Les Kurdes se sont aussi tournés vers les Européens. Aldar Khalil, la principale figure du Rojava, a fait valoir pendant une visite à Paris les « engagements moraux » des Européens vis-à-vis de ceux qui ont été leurs principaux alliés dans la lutte contre l’État islamique. Dans la perspective d’un retrait américain, il a demandé le déploiement d’une force de protection internationale le long de la frontière avec la Turquie, où sont situées les principales villes kurdes du Rojava. Ou à défaut, la création d’une zone d’exclusion aérienne qui empêcherait Ankara de lancer une attaque contre le territoire contrôlé par les Kurdes syriens.

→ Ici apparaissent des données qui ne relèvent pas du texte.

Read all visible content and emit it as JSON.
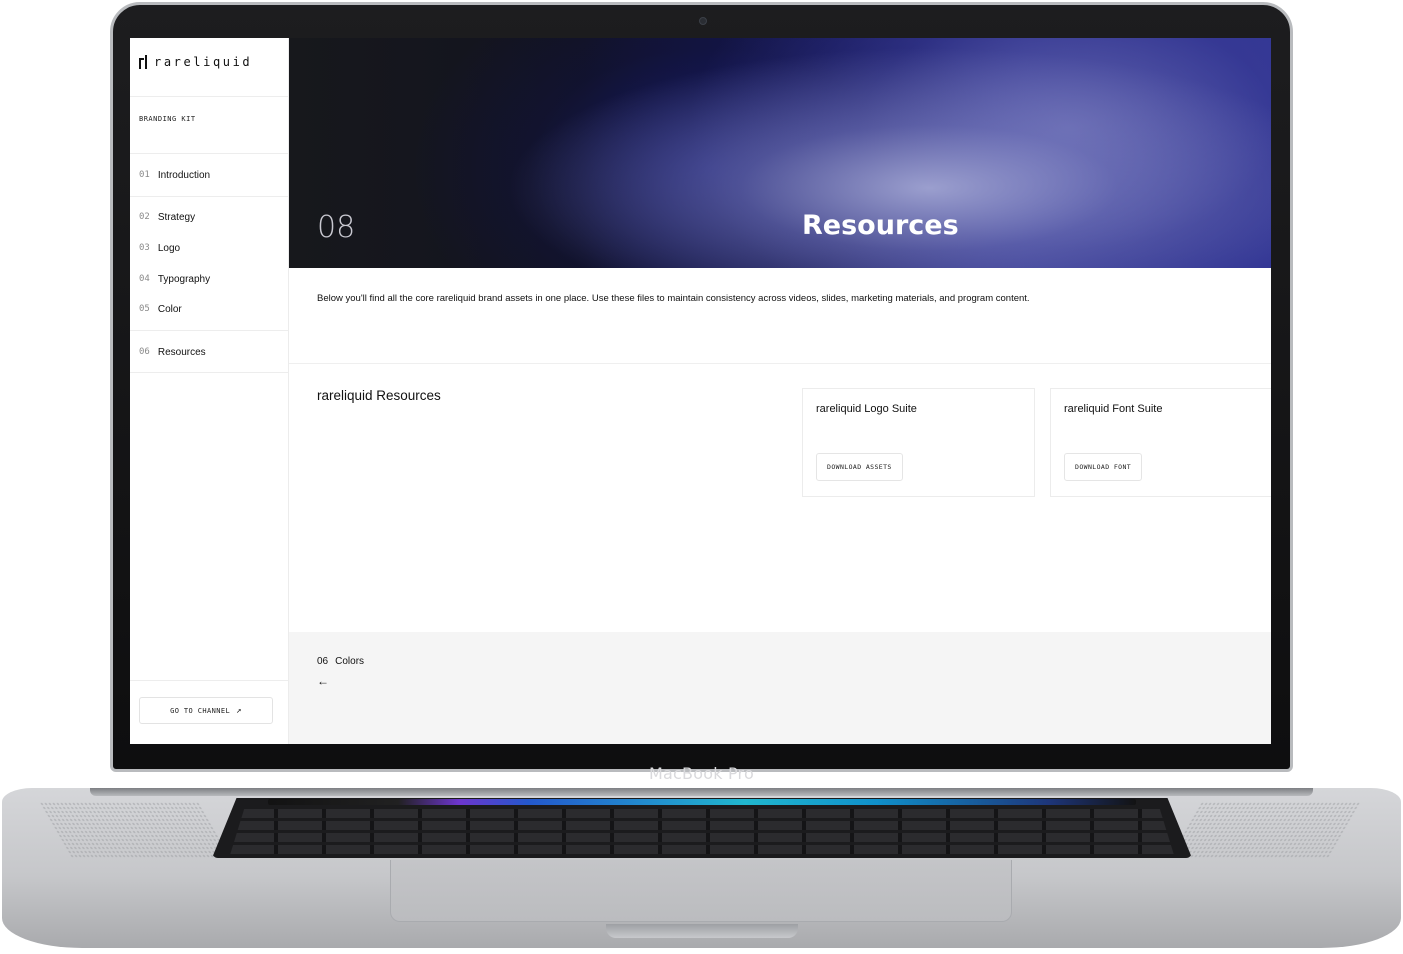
{
  "device": {
    "label": "MacBook Pro"
  },
  "sidebar": {
    "logo_text": "rareliquid",
    "kit_label": "BRANDING KIT",
    "items": [
      {
        "num": "01",
        "label": "Introduction"
      },
      {
        "num": "02",
        "label": "Strategy"
      },
      {
        "num": "03",
        "label": "Logo"
      },
      {
        "num": "04",
        "label": "Typography"
      },
      {
        "num": "05",
        "label": "Color"
      },
      {
        "num": "06",
        "label": "Resources"
      }
    ],
    "channel_button": "GO TO CHANNEL",
    "channel_icon": "↗"
  },
  "hero": {
    "number": "08",
    "title": "Resources"
  },
  "intro": "Below you'll find all the core rareliquid brand assets in one place. Use these files to maintain consistency across videos, slides, marketing materials, and program content.",
  "resources": {
    "heading": "rareliquid Resources",
    "cards": [
      {
        "title": "rareliquid Logo Suite",
        "button": "DOWNLOAD ASSETS"
      },
      {
        "title": "rareliquid Font Suite",
        "button": "DOWNLOAD FONT"
      }
    ]
  },
  "footer": {
    "prev_num": "06",
    "prev_label": "Colors",
    "prev_arrow": "←"
  },
  "colors": {
    "accent_blue": "#2a2e8a",
    "text": "#111111",
    "footer_bg": "#f5f5f5"
  }
}
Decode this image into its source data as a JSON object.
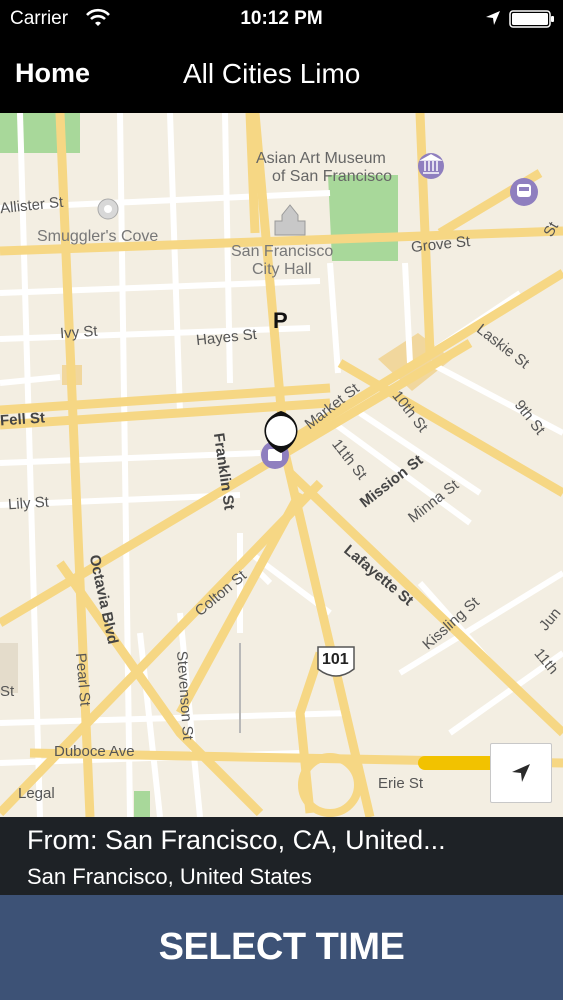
{
  "status_bar": {
    "carrier": "Carrier",
    "time": "10:12 PM"
  },
  "nav": {
    "back_label": "Home",
    "title": "All Cities Limo"
  },
  "map": {
    "labels": {
      "asian_art_1": "Asian Art Museum",
      "asian_art_2": "of San Francisco",
      "allister": "Allister St",
      "smugglers": "Smuggler's Cove",
      "city_hall_1": "San Francisco",
      "city_hall_2": "City Hall",
      "grove": "Grove St",
      "ivy": "Ivy St",
      "hayes": "Hayes St",
      "laskie": "Laskie St",
      "market": "Market St",
      "tenth": "10th St",
      "ninth": "9th St",
      "fell": "Fell St",
      "eleventh": "11th St",
      "franklin": "Franklin St",
      "mission": "Mission St",
      "minna": "Minna St",
      "lily": "Lily St",
      "lafayette": "Lafayette St",
      "octavia": "Octavia Blvd",
      "colton": "Colton St",
      "kissling": "Kissling St",
      "jun": "Jun",
      "route": "101",
      "pearl": "Pearl St",
      "stevenson": "Stevenson St",
      "eleventh2": "11th",
      "duboce": "Duboce Ave",
      "erie": "Erie St",
      "legal": "Legal",
      "st_left": "St",
      "st_right": "St",
      "pin_letter": "P"
    }
  },
  "address": {
    "from": "From: San Francisco, CA, United...",
    "sub": "San Francisco, United States"
  },
  "select_time_label": "SELECT TIME",
  "colors": {
    "nav_bg": "#000000",
    "map_bg": "#f3eee2",
    "road_major": "#f6d784",
    "road_minor": "#ffffff",
    "park": "#a8d89a",
    "button_bg": "#3d5276",
    "address_bg": "#1e2226",
    "poi": "#8f7fbf"
  }
}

Si les obligations morales n’ont que peu de poids dans les relations internationales, les Kurdes du Rojava possèdent cependant une dernière carte : celle des prisonniers de l’EI. Abdulkarim Omar, l’un des coresponsables des relations extérieures du Rojava, a rappelé que quelque 800 combattants étrangers étaient détenus par les FDS, ainsi que plus de 2000 femmes et enfants de ces djihadistes. « Il semble que la plupart des pays dont ils sont les ressortissants ont décidé qu’ils en avaient fini avec eux, et qu’ils pouvaient les laisser ici, mais c’est une grosse erreur », a-t-il prévenu. Tout en excluant de les relâcher, Abdulkarim Omar a averti qu’il n’est pas impossible que ces centaines de djihadistes s’échappent, en particulier si le Rojava était attaqué. « Ils sont comme une bombe à retardement », a-t-il prévenu.